Yeah, I've been sitting here now, for about an hour and nothing is happening..I drew a little bit of a decal I promised an internet friend but nothing substantial and nothing motivating..I mean, I think I have a nice solid one page teaser for Atlas Unlimited Comics..Which, at this point, I'm not going to jinx by mentioning...other than Mark Mazz seems to be willing to put up with me and my act for a little while.
And I should take the time to thank Shawnti Therrien, who seems to be a one woman wrecking crew when it comes to working to get a comic out there. I met Shawnti a few years ago now through Dimestore Publishing's Small Press Idol, where she and I were contestants in a terribly slanted contest to see who would get a small press comic book deal through Dimestore. I think an eleven year old kid with no true polished ability to draw or write but had a class room full of votes won the contest. It was a sobering and humbling experience when I got voted out early in the contest, but then again...I've never been a big contest person cause well....I don't like to lose.

But anyway..You could say, if it wasn't for that contest, I would have never run into Shawnti Therrien. And I'll be honest..it's been a constant 1,000 mph rollercoaster the whole way since I've come to know her. She's all sorts of crazy, but I think the distance between us topographically keeps me safe from her showing up on my doorstep at four in the morning covered in blood and staring blankley forward with a knife, quietly mummuring something about a deadline.
With all the craziness, she's actually convinced me that I can do a comic. And maybe I won't fall flat on my face doing it...

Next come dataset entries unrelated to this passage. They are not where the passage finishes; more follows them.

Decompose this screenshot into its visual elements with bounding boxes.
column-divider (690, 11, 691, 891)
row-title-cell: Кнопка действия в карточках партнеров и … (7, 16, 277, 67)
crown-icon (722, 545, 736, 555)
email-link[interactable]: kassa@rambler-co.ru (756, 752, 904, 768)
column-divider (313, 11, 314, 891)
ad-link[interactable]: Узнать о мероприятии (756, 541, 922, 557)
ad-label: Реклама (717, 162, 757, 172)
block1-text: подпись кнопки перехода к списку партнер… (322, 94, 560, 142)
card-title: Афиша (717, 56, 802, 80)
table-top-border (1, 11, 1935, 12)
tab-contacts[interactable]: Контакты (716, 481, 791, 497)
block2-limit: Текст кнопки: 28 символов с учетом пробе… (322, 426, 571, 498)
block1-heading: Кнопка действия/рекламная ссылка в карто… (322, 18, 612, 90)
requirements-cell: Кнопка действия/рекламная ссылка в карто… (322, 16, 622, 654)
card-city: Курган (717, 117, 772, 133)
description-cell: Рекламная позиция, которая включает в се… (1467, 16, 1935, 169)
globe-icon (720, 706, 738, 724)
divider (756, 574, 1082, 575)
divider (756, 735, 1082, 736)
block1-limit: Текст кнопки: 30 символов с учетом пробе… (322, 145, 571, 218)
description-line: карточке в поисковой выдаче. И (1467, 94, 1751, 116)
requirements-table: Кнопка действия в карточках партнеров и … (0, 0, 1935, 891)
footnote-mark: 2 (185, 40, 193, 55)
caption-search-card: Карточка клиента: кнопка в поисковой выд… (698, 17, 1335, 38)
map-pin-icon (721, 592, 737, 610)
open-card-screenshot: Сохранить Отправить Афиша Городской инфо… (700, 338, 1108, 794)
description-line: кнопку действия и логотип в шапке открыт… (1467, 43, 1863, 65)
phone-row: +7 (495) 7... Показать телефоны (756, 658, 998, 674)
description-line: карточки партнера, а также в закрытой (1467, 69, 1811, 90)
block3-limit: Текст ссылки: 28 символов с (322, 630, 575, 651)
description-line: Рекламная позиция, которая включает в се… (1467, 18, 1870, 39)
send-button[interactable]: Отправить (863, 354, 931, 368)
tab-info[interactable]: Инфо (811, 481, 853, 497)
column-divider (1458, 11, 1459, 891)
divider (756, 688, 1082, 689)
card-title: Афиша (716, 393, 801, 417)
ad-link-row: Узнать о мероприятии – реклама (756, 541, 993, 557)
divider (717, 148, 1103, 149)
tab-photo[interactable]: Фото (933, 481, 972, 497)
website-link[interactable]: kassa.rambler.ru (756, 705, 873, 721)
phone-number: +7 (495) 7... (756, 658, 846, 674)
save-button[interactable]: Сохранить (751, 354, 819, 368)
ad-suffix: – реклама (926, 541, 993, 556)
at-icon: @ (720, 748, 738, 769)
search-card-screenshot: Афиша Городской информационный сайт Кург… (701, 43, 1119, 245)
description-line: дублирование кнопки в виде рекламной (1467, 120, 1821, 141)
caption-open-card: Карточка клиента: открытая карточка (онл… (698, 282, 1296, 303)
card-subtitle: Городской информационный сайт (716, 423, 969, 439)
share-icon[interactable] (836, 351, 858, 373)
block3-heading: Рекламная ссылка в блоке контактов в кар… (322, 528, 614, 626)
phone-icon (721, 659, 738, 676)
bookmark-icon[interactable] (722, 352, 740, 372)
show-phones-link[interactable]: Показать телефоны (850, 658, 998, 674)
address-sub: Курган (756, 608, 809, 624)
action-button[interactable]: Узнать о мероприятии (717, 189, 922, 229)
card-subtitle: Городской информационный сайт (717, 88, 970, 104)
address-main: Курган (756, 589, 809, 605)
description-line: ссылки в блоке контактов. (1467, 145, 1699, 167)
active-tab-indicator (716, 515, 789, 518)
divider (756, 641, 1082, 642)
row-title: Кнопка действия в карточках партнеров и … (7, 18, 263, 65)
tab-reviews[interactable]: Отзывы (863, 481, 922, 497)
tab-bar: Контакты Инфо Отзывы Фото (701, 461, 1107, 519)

Wednesday, January 13, 2010

Karma and Comics for 2010

Greetings and welcome to my first steps into becoming part of the new generation of the millions of other people out there with the blind assumption that people actually give a shit about what they really think about when they think everyone is watching..

And where should I begin?

Well..I ended 2009 with all of the hope in the world that this was actually going to be a good year. I had an opportunity to go to another company and actually go there to manage and take charge of everything in the office. Even though I had an excellent working relationship with my previous employer, I felt I had hit the proverbial wall and was compelled to move on. My last day was December 23rd and would begin my new job on January 4th of the new year.
I had also made the decision that I had punished the comic book world long enough with my self imposed exile and I would actually get some long awaited comic projects off the ground and published. I had also reached an agreement with myself that I needed to do this for myself and my own sanity. All of the negative energy in my life from the past eight years is gone now and I can move forward again.
So, I lasted only a week at the new job. My temper and the inadequate management style of my new boss weren't going to be a great mix, so I quit in a huge arguement that made me forget that I left the demon of a woman I used to call my wife a year ago.





So, I spent the last two days in a drugged up haze of trying to figure out what I'm going to do..and now I'm dragging myself up to get back to work on what I do best.


Comics.

I just wish there was some way to actually make a living wage off my work without having to go through all of the bullshit that comes along with comics.

This will be the document of my process of trying to get myself back into shape as an illustrator and writer. Tons of fuck ups and trial and error sketches will be here for all to see.